Op dit moment wordt bezien hoe de beoordeling van projectaanvragen door een van de beleidspartners onafhankelijke organisatie kan worden uitgevoerd. De beperkte menskracht van het ministerie is daarbij een van de overwegingen.
Zijn de selectiecriteria als kwaliteit, meerwaarde voor het beleid, regionale spreiding, diversiteit, innovatieve aard en grootte van de gemeente alle even belangrijk als het gaat om mogelijke toekenning van subsidie, of is hierbij sprake van een zekere rangorde tussen deze criteria?
Het is mijn intentie de verschillende inhoudelijke selectiecriteria even zwaar te laten wegen. Daarbij wordt er naar gestreefd bij de toekenning ook rekening te houden met een evenwichtige verdeling over het land, de verschillende type gemeenten en de vorm en organisatiegraad van de breedtesport. Er is sprake van een zekere rangorde omdat de inhoudelijke kwaliteit van de projectaanvragen boven de diversiteit en spreiding van de programma's en/of projecten wordt gesteld.
Betekent de zinsnede dat gemeenten worden gestimuleerd meerjarige aanvragen in te dienen dat projecten met een kortere duur dan drie jaar weinig tot geen kans maken op honorering?
Ten einde lange termijn effecten te bereiken zijn veelal beleidswijzigingen nodig die pas na een langere periode kunnen worden gerealiseerd. Om die reden is gekozen voor programma's en projecten met een minimale tijdsduur van drie jaar.
Kan een toelichting worden gegeven hoe het flankerend beleid bij de stimuleringsmaatregel precies vorm zal gaan krijgen, en wie of welke actoren hiervoor verantwoordelijk zijn?
Met flankerend beleid wordt bedoeld ondersteuning, onderzoek en monitoring. Over de wijze waarop dit precies vorm zal krijgen vindt nog overleg plaats met de beleidspartners plaats.
Welke kosten zullen als subsidiabel worden aangemerkt? Vallen ook eventueel door gemeenten aan te trekken arbeidskrachten en aan te schaffen materialen onder subsidiabele kosten? Kan worden toegelicht op welke wijze het aantal inwoners van een gemeente bepalend is voor de hoogte van eventueel toe te kennen bedragen?

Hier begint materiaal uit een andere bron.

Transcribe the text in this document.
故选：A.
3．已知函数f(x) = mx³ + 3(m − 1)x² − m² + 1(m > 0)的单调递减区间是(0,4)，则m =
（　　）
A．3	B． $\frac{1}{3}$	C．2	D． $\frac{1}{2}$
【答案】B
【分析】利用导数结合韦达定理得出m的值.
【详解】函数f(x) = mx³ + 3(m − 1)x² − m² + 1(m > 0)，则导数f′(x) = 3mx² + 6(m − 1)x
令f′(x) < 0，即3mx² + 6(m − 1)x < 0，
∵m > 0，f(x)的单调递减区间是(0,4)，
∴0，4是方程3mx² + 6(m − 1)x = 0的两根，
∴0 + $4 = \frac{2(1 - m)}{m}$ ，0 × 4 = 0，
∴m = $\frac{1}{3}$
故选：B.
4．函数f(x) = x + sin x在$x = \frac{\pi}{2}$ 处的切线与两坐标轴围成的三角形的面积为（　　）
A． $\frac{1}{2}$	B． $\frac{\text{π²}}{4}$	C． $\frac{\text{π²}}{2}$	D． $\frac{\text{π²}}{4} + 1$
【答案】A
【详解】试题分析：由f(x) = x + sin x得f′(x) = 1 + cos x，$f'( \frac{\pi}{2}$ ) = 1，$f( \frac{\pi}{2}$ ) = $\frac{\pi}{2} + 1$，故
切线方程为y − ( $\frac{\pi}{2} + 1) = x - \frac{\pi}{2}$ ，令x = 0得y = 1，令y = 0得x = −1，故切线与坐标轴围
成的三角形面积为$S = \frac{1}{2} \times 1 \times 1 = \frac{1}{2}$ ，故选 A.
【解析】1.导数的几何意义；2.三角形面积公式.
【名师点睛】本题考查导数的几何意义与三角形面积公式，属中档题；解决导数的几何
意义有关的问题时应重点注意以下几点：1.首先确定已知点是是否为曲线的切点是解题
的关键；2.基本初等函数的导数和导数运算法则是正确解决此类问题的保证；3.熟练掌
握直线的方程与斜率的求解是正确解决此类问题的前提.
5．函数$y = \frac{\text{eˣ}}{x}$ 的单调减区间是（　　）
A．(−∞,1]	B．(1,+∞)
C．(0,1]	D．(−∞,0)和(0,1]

Breedtesportprogramma's en projecten zijn in principe alle subsidiabel met uitzondering van:
– activiteiten die reeds door gemeenten of organisaties bekostigd worden;
– versterking van het gemeentelijk ambtelijk apparaat:
– activiteiten die geen element van sport en bewegen in zich hebben;
– (grootschalige) accommodatie-projecten zonder specifieke buurtfunctie, voorzover geen onderdeel vormend van een integraal breedtesportproject.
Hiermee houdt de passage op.